„Popular Conservatism“ in England. Plebejischer Konservatismus in Politik, Alltags- und Festkultur, ca. 1815 – 1867.

(Kritische Studien zur Geschichtswissenschaft)
Göttingen: Vandenhoeck & Ruprecht
erscheint Mitte 2009

Zusammenfassung

Warum kommt es in England im 19. Jahrhundert zu keiner Revolution? Seit vielen Jahrzehnten diskutieren Historiker über die im europäischen Vergleich bemerkenswerte Stabilität der englischen Gesellschaft.

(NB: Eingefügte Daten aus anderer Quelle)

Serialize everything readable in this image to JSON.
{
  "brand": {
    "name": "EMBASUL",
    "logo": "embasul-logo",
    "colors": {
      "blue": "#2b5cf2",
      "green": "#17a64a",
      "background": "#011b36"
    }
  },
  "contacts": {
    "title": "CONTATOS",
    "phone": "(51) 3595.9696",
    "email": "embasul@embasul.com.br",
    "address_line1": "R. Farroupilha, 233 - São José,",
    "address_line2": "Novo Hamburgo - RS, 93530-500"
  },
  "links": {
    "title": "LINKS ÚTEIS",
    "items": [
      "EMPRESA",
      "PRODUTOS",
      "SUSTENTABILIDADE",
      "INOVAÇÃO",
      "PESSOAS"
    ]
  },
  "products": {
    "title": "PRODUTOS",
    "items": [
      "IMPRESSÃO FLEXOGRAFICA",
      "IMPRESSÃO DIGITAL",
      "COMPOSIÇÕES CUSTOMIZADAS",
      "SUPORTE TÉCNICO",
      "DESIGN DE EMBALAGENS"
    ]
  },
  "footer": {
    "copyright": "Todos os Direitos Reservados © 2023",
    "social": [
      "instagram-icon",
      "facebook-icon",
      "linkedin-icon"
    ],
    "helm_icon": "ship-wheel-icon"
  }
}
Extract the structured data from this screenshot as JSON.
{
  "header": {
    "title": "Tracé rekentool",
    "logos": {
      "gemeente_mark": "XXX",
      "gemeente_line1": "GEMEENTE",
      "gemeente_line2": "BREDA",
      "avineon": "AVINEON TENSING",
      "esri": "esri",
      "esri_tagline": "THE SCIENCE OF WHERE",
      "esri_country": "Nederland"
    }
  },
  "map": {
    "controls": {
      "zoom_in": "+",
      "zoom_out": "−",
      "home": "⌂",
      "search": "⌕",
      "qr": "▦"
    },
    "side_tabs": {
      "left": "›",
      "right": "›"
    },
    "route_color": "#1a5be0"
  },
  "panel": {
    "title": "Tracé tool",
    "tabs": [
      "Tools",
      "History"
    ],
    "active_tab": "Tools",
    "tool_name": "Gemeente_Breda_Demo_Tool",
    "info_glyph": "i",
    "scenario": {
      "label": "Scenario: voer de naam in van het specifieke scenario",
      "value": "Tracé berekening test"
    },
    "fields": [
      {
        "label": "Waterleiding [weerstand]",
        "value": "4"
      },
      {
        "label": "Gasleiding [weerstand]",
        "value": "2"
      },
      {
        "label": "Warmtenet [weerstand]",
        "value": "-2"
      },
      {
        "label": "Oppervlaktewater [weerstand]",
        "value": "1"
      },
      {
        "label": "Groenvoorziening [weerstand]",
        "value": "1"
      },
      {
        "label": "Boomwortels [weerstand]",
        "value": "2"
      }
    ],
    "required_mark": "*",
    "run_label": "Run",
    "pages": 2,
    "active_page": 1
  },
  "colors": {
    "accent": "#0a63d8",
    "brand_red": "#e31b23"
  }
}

Sie stehen dabei vor einem doppelten Problem: Einerseits können sie in England früher als in anderen europäischen Staaten eine starke Arbeiterbewegung beobachten, die gemeinsam mit den englischen Liberalen Forderungen nach demokratischen Reformen erhob und dabei auch revolutionäre Vorstellungen entwickelte. Andererseits kommt es trotz einer vor allem in den Jahren 1820 bis 1850 scheinbar hochpolitisierten und radikalen Bevölkerung nicht zu einer Revolution, und eine Partei der Arbeiterbewegung entsteht in England später als in anderen europäischen Staaten.
In den letzten 20 Jahren haben Studien zur politischen Kultur versucht, diese Widersprüche über die Komplexität sozialer und politischer Identitätsbildung innerhalb der Unterschichten zu erklären. Anders als ältere sozialhistorische Arbeiten hoben sie die Eigenständigkeit des Politischen hervor und bestritten, dass sich soziale Vorstellungen und Identitäten relativ unvermittelt aus sozialen Konflikten und ökonomischen Gegensätzen entwickeln. Sie verwiesen dabei auf eine lange dominante Tradition des englischen Liberalismus und Radikalismus, der auch die frühe Reformbewegungen aus der Arbeiterschaft prägte. Soziale Ungerechtigkeit wurde in dieser Tradition als Folge der fehlenden politischen Integration weiter Teile der Bevölkerung verstanden. Gesellschaftliche Veränderungen sollten durch politische Reformen wie die Ausweitung des Wahlrechts und die Gewährung bürgerlicher Freiheiten erstritten werden. Forderungen nach sozialen Reformen traten vor diesem Hintergrund zurück, und eine radikale Arbeiterschaft konnte bis ins späte 19. Jahrhundert in die liberale Bewegung integriert werden.
Die Dissertation schließt an solche Erklärungen an und erweitert sie zugleich. Sie argumentiert, dass es neben einer langen Tradition des Radikalismus auch eine lange Tradition des Konservatismus gab, die erhebliche Teile der englischen Unterschichten beeinflusste und zur Stabilität der englischen Gesellschaft beitrug. In einer vergleichenden Lokalstudie untersucht sie lokale Wahlkämpfe und politische Auseinandersetzungen auf den untersten politischen Ebenen, frühe Ansätze zur Integration von sozialen Gruppen aus den Unterschichten in die konservative Parteiorganisation sowie Feste und Rituale, in denen sich politische Haltungen und Mentalitäten der breiten Bevölkerung beobachten lassen. Sie verweist dabei auf die Existenz eines „Konservatismus von unten“, der um die Popularität der Monarchie, einem loyalistischen Patriotismus und ein Verständnis Englands als protestantischer Nation kreiste. Mit diesen Vorstellungen ließen sich antikatholische Haltungen und ein Ideal von sozialer Gerechtigkeit verbinden, das nicht soziale Gleichheit verlangte, sondern von sozialen Eliten forderte, dass diese für angemessene Lebensbedingungen der einfachen Bevölkerung sorgten. Im Rahmen der Untersuchung können dabei sowohl bekannte, aber bisher wenig in die langen Linien der englischen Geschichte integrierte Phänomene wie antikatholische Ausschreitungen als auch kaum bis gar nicht erforschte Entwicklungen wie die frühen konservativen Arbeitervereine verknüpft werden, um ein zu einseitiges Bild der politischen Vorstellungen innerhalb der englischen Unterschichten um eine konservative Dimension zu erweitern.